S’il fallait retenir un symbole de la réussite marocaine dans ce Mondial, ce serait sans doute lui. Ayyoub Bouaddi n’a que 18 ans, évolue au Losc Lille et n’avait encore jamais porté le maillot de l’équipe A du Maroc avant la préparation de cette Coupe du monde.
Formé dans les sélections de jeunes de l’équipe de France, avec laquelle il a notamment évolué chez les U20, le milieu de terrain a créé la surprise en choisissant, à quelques semaines du coup d’envoi du Mondial, de défendre les couleurs des Lions de l’Atlas plutôt que celles des Bleus. Un choix qui a surpris une partie du football français, mais qui s’est révélé payant dès sa première apparition officielle sous le maillot marocain.
Pour sa première sélection, face au Brésil à New York, le jeune milieu a livré une prestation de très haut niveau contre l’un des grands favoris de la compétition. Il a réussi 60 passes sur 66 tentées (91 % de réussite), affiché 88 % de précision dans les trente derniers mètres, remporté 11 duels sur 14 et touché 89 ballons, soit le total le plus élevé de tous les joueurs présents sur la pelouse.

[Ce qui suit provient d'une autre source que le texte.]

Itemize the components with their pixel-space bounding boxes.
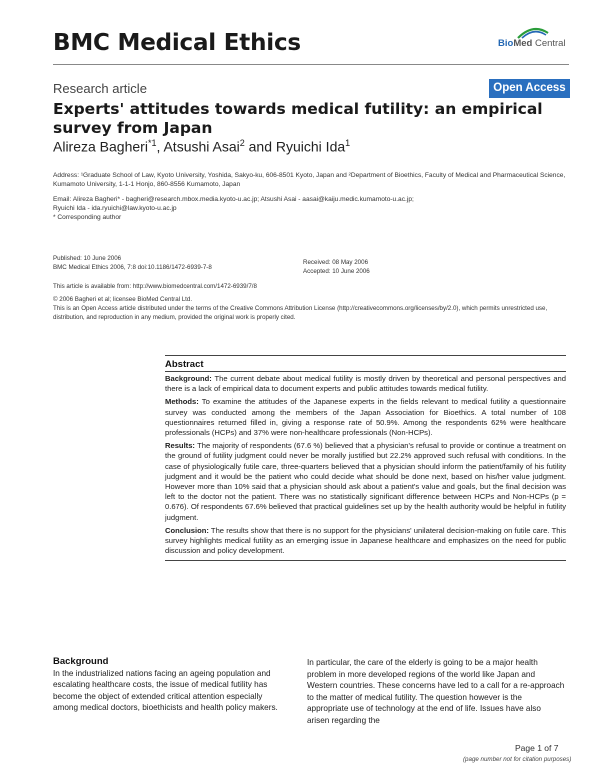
- received-date: Received: 08 May 2006: [303, 259, 369, 266]
- author-affiliation: *1: [147, 138, 157, 148]
- author-name[interactable]: Alireza Bagheri: [53, 138, 148, 155]
- author-list: Alireza Bagheri$^{*1}$, Atsushi Asai$^2$ and Ryuichi Ida$^1$: [53, 138, 351, 155]
- page-number-note: (page number not for citation purposes): [463, 756, 572, 763]
- article-type: Research article: [53, 81, 147, 96]
- body-paragraph: In particular, the care of the elderly is going to be a major health problem in more developed regions of the world like Japan and Western countries. These concerns have led to a call for a re-approach to the matter of medical futility. The question however is the appropriate use of technology at the end of life. Issues have also arisen regarding the: [307, 658, 565, 725]
- abstract-methods: Methods: To examine the attitudes of the Japanese experts in the fields relevant to medical futility a questionnaire survey was conducted among the members of the Japan Association for Bioethics. A total number of 108 questionnaires returned filled in, giving a response rate of 50.9%. Among the respondents 62% were healthcare professionals (HCPs) and 37% were non-healthcare professionals (Non-HCPs).: [165, 397, 566, 438]
- author-name[interactable]: Atsushi Asai: [163, 138, 240, 155]
- biomed-central-logo: [498, 34, 568, 52]
- section-heading-background: Background: [53, 656, 109, 667]
- journal-title: BMC Medical Ethics: [53, 30, 301, 56]
- author-emails: [53, 195, 573, 213]
- accepted-date: Accepted: 10 June 2006: [303, 268, 370, 275]
- abstract-conclusion: Conclusion: The results show that there is no support for the physicians' unilateral decision-making on futile care. This survey highlights medical futility as an emerging issue in Japanese healthcare and emphasizes on the need for public discussion and policy development.: [165, 525, 566, 556]
- body-right-column: [307, 657, 565, 726]
- email-line[interactable]: Email: Alireza Bagheri* - bagheri@research.mbox.media.kyoto-u.ac.jp; Atsushi Asai - aasai@kaiju.medic.kumamoto-u.ac.jp;: [53, 196, 414, 203]
- author-name[interactable]: Ryuichi Ida: [275, 138, 346, 155]
- publisher-name: BioMed Central: [498, 38, 566, 49]
- header-divider: [53, 64, 569, 65]
- abstract-background: Background: The current debate about medical futility is mostly driven by theoretical and personal perspectives and there is a lack of empirical data to document experts and public attitudes towards medical futility.: [165, 374, 566, 394]
- body-paragraph: In the industrialized nations facing an ageing population and escalating healthcare costs, the issue of medical futility has become the object of extended critical attention especially among medical doctors, bioethicists and health policy makers.: [53, 668, 278, 712]
- copyright-notice: © 2006 Bagheri et al; licensee BioMed Central Ltd.: [53, 296, 193, 303]
- email-line[interactable]: Ryuichi Ida - ida.ryuichi@law.kyoto-u.ac.jp: [53, 205, 177, 212]
- abstract-results: Results: The majority of respondents (67.6 %) believed that a physician's refusal to provide or continue a treatment on the ground of futility judgment could never be morally justified but 22.2% approved such refusal with conditions. In the case of physiologically futile care, three-quarters believed that a physician should inform the patient/family of his futility judgment and it would be the patient who could decide what should be done next, based on his/her value judgment. However more than 10% said that a physician should ask about a patient's value and goals, but the final decision was left to the doctor not the patient. There was no statistically significant difference between HCPs and Non-HCPs (p = 0.676). Of respondents 67.6% believed that practical guidelines set up by the health authority would be helpful in futility judgment.: [165, 441, 566, 522]
- article-title: Experts' attitudes towards medical futility: an empirical survey from Japan: [53, 100, 543, 137]
- author-address: Address: ¹Graduate School of Law, Kyoto University, Yoshida, Sakyo-ku, 606-8501 Kyoto, Japan and ²Department of Bioethics, Faculty of Medical and Pharmaceutical Science, Kumamoto University, 1-1-1 Honjo, 860-8556 Kumamoto, Japan: [53, 172, 566, 188]
- publication-info: [53, 254, 293, 272]
- license-notice: This is an Open Access article distributed under the terms of the Creative Commons Attribution License (http://creativecommons.org/licenses/by/2.0), which permits unrestricted use, distribution, and reproduction in any medium, provided the original work is properly cited.: [53, 305, 548, 321]
- abstract-heading: Abstract: [165, 359, 204, 370]
- open-access-badge: Open Access: [489, 79, 570, 98]
- corresponding-author-note: * Corresponding author: [53, 214, 122, 221]
- author-affiliation: 1: [345, 138, 351, 148]
- author-affiliation: 2: [239, 138, 245, 148]
- review-dates: [303, 258, 503, 276]
- citation-doi: BMC Medical Ethics 2006, 7:8 doi:10.1186/1472-6939-7-8: [53, 264, 212, 271]
- page-number: Page 1 of 7: [515, 743, 559, 753]
- published-date: Published: 10 June 2006: [53, 255, 122, 262]
- logo-arc-icon: [516, 25, 550, 39]
- article-url[interactable]: This article is available from: http://www.biomedcentral.com/1472-6939/7/8: [53, 283, 257, 290]
- body-left-column: [53, 656, 289, 714]
- abstract-box: [165, 355, 566, 561]
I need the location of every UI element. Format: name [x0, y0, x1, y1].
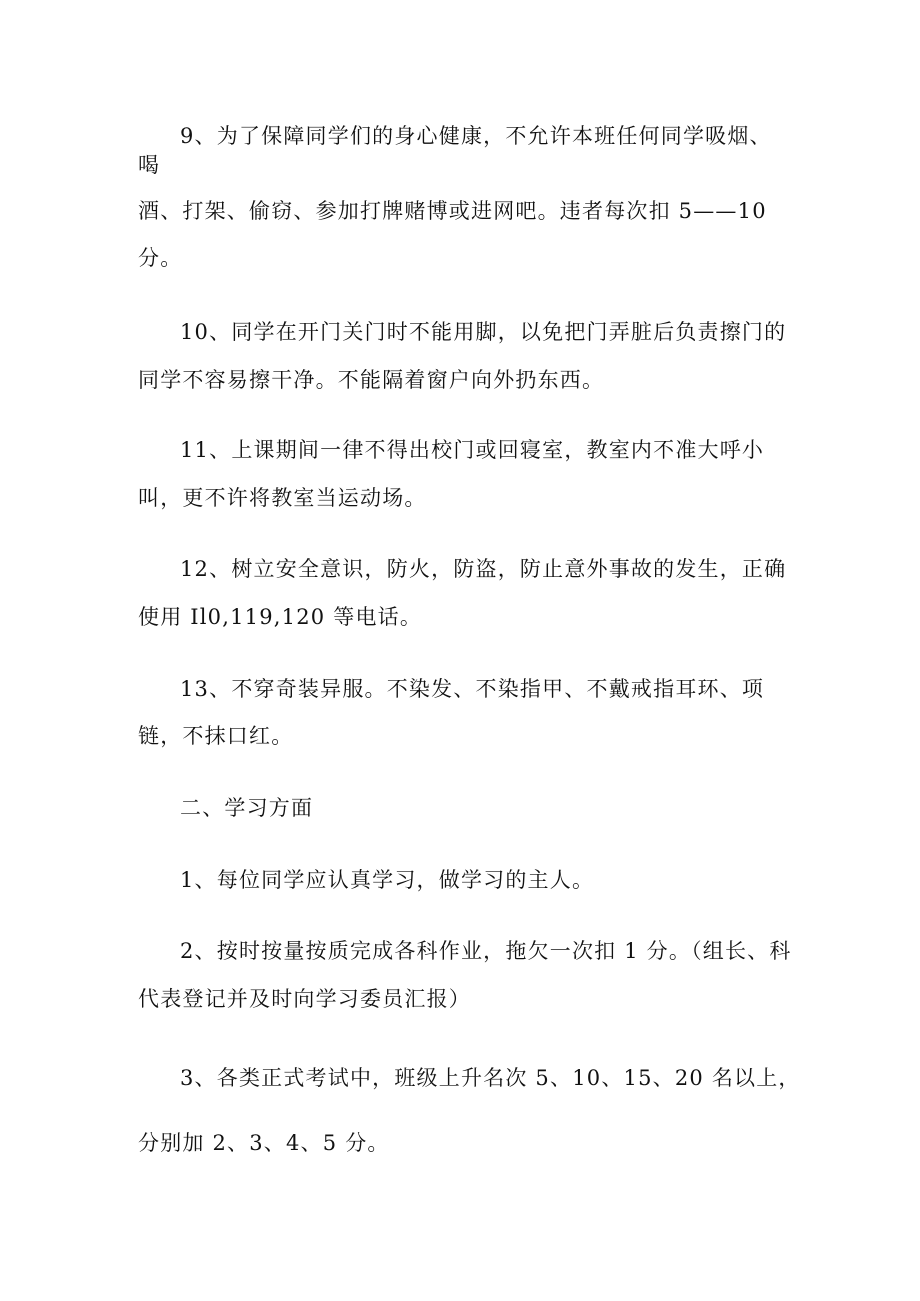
text-line: 分别加 2、3、4、5 分。 — [138, 1131, 390, 1155]
text-line: 链，不抹口红。 — [138, 724, 294, 748]
text-line: 同学不容易擦干净。不能隔着窗户向外扔东西。 — [138, 368, 605, 392]
text-line: 使用 Il0,119,120 等电话。 — [138, 605, 423, 629]
text-line: 3、各类正式考试中，班级上升名次 5、10、15、20 名以上， — [180, 1066, 801, 1090]
text-line: 1、每位同学应认真学习，做学习的主人。 — [180, 868, 595, 892]
text-line: 分。 — [138, 246, 183, 270]
section-heading: 二、学习方面 — [180, 796, 314, 820]
text-line: 叫，更不许将教室当运动场。 — [138, 486, 427, 510]
text-line: 酒、打架、偷窃、参加打牌赌博或进网吧。违者每次扣 5——10 — [138, 199, 767, 223]
text-line: 9、为了保障同学们的身心健康，不允许本班任何同学吸烟、 — [180, 124, 772, 148]
text-line: 喝 — [138, 153, 161, 177]
text-line: 13、不穿奇装异服。不染发、不染指甲、不戴戒指耳环、项 — [180, 677, 765, 701]
text-line: 2、按时按量按质完成各科作业，拖欠一次扣 1 分。（组长、科 — [180, 939, 792, 963]
text-line: 12、树立安全意识，防火，防盗，防止意外事故的发生，正确 — [180, 557, 787, 581]
text-line: 10、同学在开门关门时不能用脚，以免把门弄脏后负责擦门的 — [180, 320, 787, 344]
text-line: 代表登记并及时向学习委员汇报） — [138, 987, 471, 1011]
text-line: 11、上课期间一律不得出校门或回寝室，教室内不准大呼小 — [180, 438, 765, 462]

Une performance qui lui a valu le titre d’homme du match et une place parmi les principaux prétendants au trophée du meilleur jeune joueur du tournoi décerné par la Fifa. Depuis cette entrée remarquée, Bouaddi confirme match après match. Titulaire lors du seizième de finale face aux Pays-Bas, remporté aux tirs au but, il a une nouvelle fois apporté sa qualité technique, sa sérénité et sa justesse dans l’entrejeu. Remplacé à la 79e minute, il a qualifié cette rencontre de « match le plus intense de sa jeune carrière sur le plan émotionnel ».
Son influence dans le jeu marocain ne cesse de grandir. Malgré son jeune âge, il apporte un équilibre remarquable au milieu de terrain, un poste où l’expérience est souvent déterminante pour résister à la pression des grands rendez-vous.
Le sélectionneur Mohamed Ouahbi ne cache d’ailleurs pas sa satisfaction d’avoir convaincu le joueur de rejoindre le projet marocain. À ses yeux, Ayyoub Bouaddi possède encore une importante marge de progression et représente l’avenir des Lions de l’Atlas.
À seulement 18 ans, pour ses premiers pas sous les couleurs du Maroc, le milieu lillois est devenu l’une des grandes révélations individuelles de cette Coupe du monde 2026 et l’un des symboles du nouveau visage du football marocain. Le quart de finale face à la France revêtira forcément une dimension particulière pour celui qui aurait pu évoluer sous le maillot des Bleus. Une affiche où les émotions auront sans doute une saveur toute particulière.